Unfortunately, however, India and Indians seemed blind to an equally harsh reality about their own state and themselves — that terrorism is not just Pakistan’s problem but increasingly India’s too. This is not because the origins of such terrorism lie exclusively in political distortions within Pakistan but also because India has had a role in creating conditions conducive to its growth by refusing to resolve the regional conflicts that spawn it. Indeed, the truth is that the whole business of armed non- state actors in Pakistan, and the rise of Military Inc in Pakistan, who are together the bane of democratic Pakistan and India, is directly linked to the unresolved Kashmir conflict.

Equally, it is profoundly unrealistic for India’s government to claim that because the Zardari government in Pakistan is weak, there is no one to talk to in Pakistan about how to get the peace process back on track. New Delhi had five years of unfruitful dialogue with a strong military- led government from 2003- 08 that was ready to think outside- the- box and make unbelievable concessions, especially on Kashmir, but was constantly thwarted by the statusquo and lumbering Indian bureaucracy.

Indians worry and warn about a second terrorist attack on their soil.

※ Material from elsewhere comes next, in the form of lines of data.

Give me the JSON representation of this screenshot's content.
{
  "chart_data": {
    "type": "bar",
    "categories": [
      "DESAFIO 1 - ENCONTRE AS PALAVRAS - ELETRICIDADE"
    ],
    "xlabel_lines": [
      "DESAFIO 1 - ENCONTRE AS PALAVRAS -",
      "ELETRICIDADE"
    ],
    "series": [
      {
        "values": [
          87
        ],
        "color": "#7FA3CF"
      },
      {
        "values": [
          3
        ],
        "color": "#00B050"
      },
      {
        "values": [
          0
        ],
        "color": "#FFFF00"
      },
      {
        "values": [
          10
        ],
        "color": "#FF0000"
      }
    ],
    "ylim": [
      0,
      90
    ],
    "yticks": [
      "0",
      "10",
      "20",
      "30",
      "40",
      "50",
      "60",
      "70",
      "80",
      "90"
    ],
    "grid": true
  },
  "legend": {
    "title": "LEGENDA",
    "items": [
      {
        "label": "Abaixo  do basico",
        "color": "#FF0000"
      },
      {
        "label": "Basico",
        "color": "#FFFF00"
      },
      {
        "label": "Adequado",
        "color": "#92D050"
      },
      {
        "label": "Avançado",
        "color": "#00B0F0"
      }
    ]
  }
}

But just as it is inevitable in one way or another in the future, so too is India’s likely response. "Surgical strikes" and "limited war" may be "honourable" self- satisfying responses, but they are not realistic options between nuclear armed states. Nor should India think of responding by manufacturing its own version of state- non- state actors to foment trouble in Pakistan. It will only hurtle the two peoples and states into confrontation, make India’s problem more intractable and hurt it disproportionately because it has more economic and political sheen to lose than Pakistan. Equally, if all other options are on the table for India in alliance with the international community, including punitive sanctions, blockades and Pakistan’s total isolation, it should be clear that such an occurrence will have disastrous consequences for Pakistan’s tanking economy and its equally fragile national unity. Fortunately, the view in responsible quarters in India is that even this response, all options short of war, is undesirable because it will plunge Pakistan into headlong failure. The hawks, on the other hand, argue that at least India will have ensured that Military Inc. will have only the ruins of Pakistan to preside over if they continue to muddy the waters. Thus the debate continues.

A peace delegation from India needs to visit Pakistan now, not to explain why India is angry — that message lies in the domain of the Pakistani delegation that has just returned from Delhi — but to understand why the cause of its established democratic state and civil society is the same as that of Pakistan’s fledgling counterparts.